WASHINGTON (Reuters) - President Barack Obama awarded retiring Secretary of Defense Robert Gates the Presidential Medal of Freedom at a farewell ceremony on Thursday morning.
"A humble American patriot; a man of common sense and decency; quite simply, one of our nation's finest public servants," Obama said of Gates.
Obama spoke at a departure ceremony outside the Pentagon. Leon Panetta has been named Gates' successor as Defense Secretary.
Gates was originally appointed by President George W. Bush in 2006 and retained by Obama, making him the only defense secretary in history to be asked to remain in office by a newly elected president, according to the Department of Defense.

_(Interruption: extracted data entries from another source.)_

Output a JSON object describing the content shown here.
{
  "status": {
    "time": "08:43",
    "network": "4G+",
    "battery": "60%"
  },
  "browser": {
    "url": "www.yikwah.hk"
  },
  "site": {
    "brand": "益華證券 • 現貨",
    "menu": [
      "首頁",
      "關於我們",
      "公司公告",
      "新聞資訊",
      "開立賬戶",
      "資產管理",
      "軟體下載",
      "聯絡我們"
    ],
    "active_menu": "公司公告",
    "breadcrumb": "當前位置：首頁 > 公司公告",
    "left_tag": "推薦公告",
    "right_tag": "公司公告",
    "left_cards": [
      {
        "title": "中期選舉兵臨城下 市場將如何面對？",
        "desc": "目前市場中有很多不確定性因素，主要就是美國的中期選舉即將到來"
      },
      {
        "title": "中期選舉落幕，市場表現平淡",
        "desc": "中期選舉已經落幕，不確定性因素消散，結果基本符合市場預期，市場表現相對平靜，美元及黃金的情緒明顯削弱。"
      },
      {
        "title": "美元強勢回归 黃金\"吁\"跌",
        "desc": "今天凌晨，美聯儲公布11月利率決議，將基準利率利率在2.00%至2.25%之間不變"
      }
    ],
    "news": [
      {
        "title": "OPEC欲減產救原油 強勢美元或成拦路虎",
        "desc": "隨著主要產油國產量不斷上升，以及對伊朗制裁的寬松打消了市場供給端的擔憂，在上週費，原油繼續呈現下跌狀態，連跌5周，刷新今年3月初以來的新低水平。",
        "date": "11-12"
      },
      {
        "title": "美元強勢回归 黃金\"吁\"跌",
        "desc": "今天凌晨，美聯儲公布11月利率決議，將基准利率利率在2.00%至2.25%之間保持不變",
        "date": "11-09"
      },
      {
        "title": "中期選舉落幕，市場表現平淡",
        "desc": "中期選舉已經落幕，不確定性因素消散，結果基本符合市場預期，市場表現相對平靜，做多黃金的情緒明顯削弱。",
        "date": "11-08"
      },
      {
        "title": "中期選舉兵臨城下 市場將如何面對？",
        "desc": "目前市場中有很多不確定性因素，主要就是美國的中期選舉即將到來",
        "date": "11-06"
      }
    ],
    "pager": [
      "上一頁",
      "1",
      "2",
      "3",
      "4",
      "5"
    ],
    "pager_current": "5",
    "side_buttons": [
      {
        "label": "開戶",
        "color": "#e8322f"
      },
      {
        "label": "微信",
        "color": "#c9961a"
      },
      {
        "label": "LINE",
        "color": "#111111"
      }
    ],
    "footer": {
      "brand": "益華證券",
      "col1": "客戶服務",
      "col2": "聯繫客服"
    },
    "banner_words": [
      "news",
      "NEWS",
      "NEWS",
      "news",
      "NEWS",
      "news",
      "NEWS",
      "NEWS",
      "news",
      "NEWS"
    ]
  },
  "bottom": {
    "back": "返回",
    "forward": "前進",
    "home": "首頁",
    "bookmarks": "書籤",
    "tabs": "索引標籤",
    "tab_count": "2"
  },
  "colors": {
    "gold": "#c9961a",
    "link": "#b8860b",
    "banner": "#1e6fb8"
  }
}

Mike Mullen, Chairman of the Joint Chiefs of Staff, spoke first at the ceremony, marked by a fife and drum corps passing in review and military service members standing in formation.
"He tells it straight. No bull," said Mullen.
Obama teased Gates -- who has served in various positions under four presidents -- saying he "loves" the Washington spotlight, but also highlighted his achievements as secretary.
"The integrity of Bob Gates is also a reminder, especially to folks here in Washington, that civility and respectful discourse and citizenship over partisanship are not quaint relics of a bygone era."
"We can only keep America strong if we remember what keeps America great."
Describing the award as not part of the announced program, Obama asked Gates to stand to receive the highest honor a president can bestow to a civilian.
Gates began his response by joking, "We should have known a couple months ago you're getting pretty good at this covert-ops stuff."